How Hi-Fi Magazines Write about Cables, Part 17: Hard Disks

It’s been nearly a year since my last article in this series (which I find surprising; the time has gone by quickly). A reader contacted me last week with a delightful story of a website called EnjoyTheMusic.com that ran an article saying that:

Listening tests reveal significant sound quality differences between various digital music storage technologies.

Oh, my, where does one even begin with this? The fact that 1s and 0s are 1s and 0s? Or the fact that that hard drives in the tests are connected to all sorts of other components, such as data busses, connectors, cables (yep), and more.

Nah, not even worth suggesting such things. Instead, let’s marvel at this comment:

QNAP1 was found to serve up music with a similar level of rhythmic drive and image soundstaging as a good CD transport playing directly into our system’s DAC. If anything, there was perceptibly more ‘drive’, in the sense of bass euphony and articulation, but this came with increased level which made the sound a tad bass heavy.

I mean, if you think about it, the hard drive should provide exactly the same sound as a “CD transport” playing the same music. But here, there was more “drive” and it was louder (which, you know, is physically impossible since 1s and 0s don’t have loudness).

Nevertheless:

Also, QNAP1 did not sound as clean as CD in the higher registers. Some edgy grain exaggerated the sampled horns that sets the scene in the opening of Primal Scream’s Loaded, adding to the color but nudging it off neutrality. Splash cymbals lived up to their name.

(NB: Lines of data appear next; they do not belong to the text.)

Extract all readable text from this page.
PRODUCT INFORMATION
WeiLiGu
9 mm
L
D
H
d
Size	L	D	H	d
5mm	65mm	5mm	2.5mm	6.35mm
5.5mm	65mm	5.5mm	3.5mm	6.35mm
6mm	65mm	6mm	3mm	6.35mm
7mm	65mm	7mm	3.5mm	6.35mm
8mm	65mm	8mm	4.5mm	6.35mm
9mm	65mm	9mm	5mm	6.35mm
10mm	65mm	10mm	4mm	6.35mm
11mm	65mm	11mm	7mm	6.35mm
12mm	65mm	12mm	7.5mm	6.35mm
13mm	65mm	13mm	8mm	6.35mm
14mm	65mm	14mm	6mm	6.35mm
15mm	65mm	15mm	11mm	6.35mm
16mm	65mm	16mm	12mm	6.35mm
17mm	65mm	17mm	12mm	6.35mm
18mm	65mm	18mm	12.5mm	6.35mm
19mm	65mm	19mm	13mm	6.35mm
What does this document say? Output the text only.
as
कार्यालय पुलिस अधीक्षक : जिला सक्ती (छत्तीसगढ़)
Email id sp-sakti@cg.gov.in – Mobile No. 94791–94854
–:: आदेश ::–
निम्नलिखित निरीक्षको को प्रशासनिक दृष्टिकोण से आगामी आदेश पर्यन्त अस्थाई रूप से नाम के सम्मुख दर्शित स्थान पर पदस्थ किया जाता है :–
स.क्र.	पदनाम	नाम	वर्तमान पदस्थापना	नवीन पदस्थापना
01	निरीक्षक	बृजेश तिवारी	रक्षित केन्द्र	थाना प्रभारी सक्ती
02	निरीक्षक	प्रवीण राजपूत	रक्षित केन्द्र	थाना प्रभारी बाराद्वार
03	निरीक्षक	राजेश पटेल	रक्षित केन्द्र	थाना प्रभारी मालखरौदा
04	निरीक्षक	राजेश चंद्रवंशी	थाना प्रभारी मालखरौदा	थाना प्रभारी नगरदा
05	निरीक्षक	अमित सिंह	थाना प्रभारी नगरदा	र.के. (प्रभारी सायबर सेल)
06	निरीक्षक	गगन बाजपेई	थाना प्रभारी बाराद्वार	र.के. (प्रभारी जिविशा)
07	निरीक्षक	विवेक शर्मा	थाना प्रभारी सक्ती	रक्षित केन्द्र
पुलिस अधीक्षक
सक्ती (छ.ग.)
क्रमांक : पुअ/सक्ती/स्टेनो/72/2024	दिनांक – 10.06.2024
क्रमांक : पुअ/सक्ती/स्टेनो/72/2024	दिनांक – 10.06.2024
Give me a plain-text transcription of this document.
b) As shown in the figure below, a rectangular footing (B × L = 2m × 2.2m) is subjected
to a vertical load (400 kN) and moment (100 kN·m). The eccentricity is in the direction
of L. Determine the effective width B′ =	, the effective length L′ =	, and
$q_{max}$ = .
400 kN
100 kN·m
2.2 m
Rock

Yes, the 1s and 0s were a bit clipped in the high frequencies. Those would be the frequencies higher than 0, I assume.

But then the Keystone audio testers tried using different hard drives in the same NAS. This is an interesting test, because it could should that EVERY HARD DRIVE SOUNDS EXACTLY THE SAME, but, somehow, through the magic of audiophilia, they didn’t.

In our initial listening tests, I couldn’t discern any tangible difference in sound between the two hard drives. Harris thought the Hitachi sounded very ethereal, almost out of phase, and rated it lowest; the Seagate was sharper with a more thumpy bass, slightly brighter with a slight tendency to sibilance. Both lacked much drive in presenting the Madonna track, and were certainly ‘mushy’ compared with the best sound quality we’d heard from the QNAP stable.

Because some 1s and 0s have sharper and more thumpy bass. Now, one could suggest that the sharper and more thumpy bass comes from storing the music files on the outer edges of the disk’s platters, and our team of reviewers should have known that…

Then they moved to a couple of SSDs.

Drive three (a solid state type) gave a far from subtle shift in tone and soundstaging. I thought that here this Kingston SSD spread the stage wider, could really pull apart the multi-track layers, and certainly led in blackness too, sounding agreeably quieter than it had any right to. Yet there was also a dull flatness to its presentation, even a graying of timbre.

It could “pull apart the multi-track layers,” you know, the 1s and 0s. And it “led in blackness;” as you know, 0s are blacker than 1s. But it was dull, gray. Sigh.

What about the other SSD?

If the Kingston SSD stood apart from the disk drives for its mostly good yet quite alien character, drive four made itself known for entirely the wrong reasons. This Corsair drive (another SSD) conspicuously highlighted vocal sibilants, and had a hard, relentless quality that was impossible to miss. Strangely, it also robbed the music of pace; it was the least engaging on any emotional level thanks to an enveloping tunelessness that appeared to carve up a song like an MP3 rip.

Well, I won’t be buying any Corsair SSDs for my computers. It sounds like it’s rubbish!

To conclude:

This initial trial was not intended to be an exhaustive study into all the factors that can affect the sound quality of network and computer audio, only to confirm or deny the suspicion that digital bitstream coming from hard disks are not all equal. Which has to be somewhat surprising, to say the least.

Really now? The bits are different? Hmmm, and how might one prove that… I wonder if there are ways to, you know, copy files and compare them to PROVE THAT THEY ARE EXACTLY THE SAME.

By now we should know better, and acknowledge that digital audio is very far from immutable.

Now, by now we should know better than to trust anyone who actually comes to this type of conclusion.

Post scriptum:

Why do these people never understand that the difference is between their ears? They were seeking differences, and they used the good old confirmation bias to find it. Also, humans are not the same all the time. As the day goes on, our ears and our brain change in the way they interpret sound and other stimuli. Maybe they had a cup of coffee before they listened to the drive that sounded “alien,” or maybe they only tested the SSDS after lunch, or after a few beers. This sort of subjective test is simply dumb. These “hypotheses” can be easily tested to prove that data out equals data in, but as long as there are fools willing to be parted with their money, they will keep on testing for unicorns.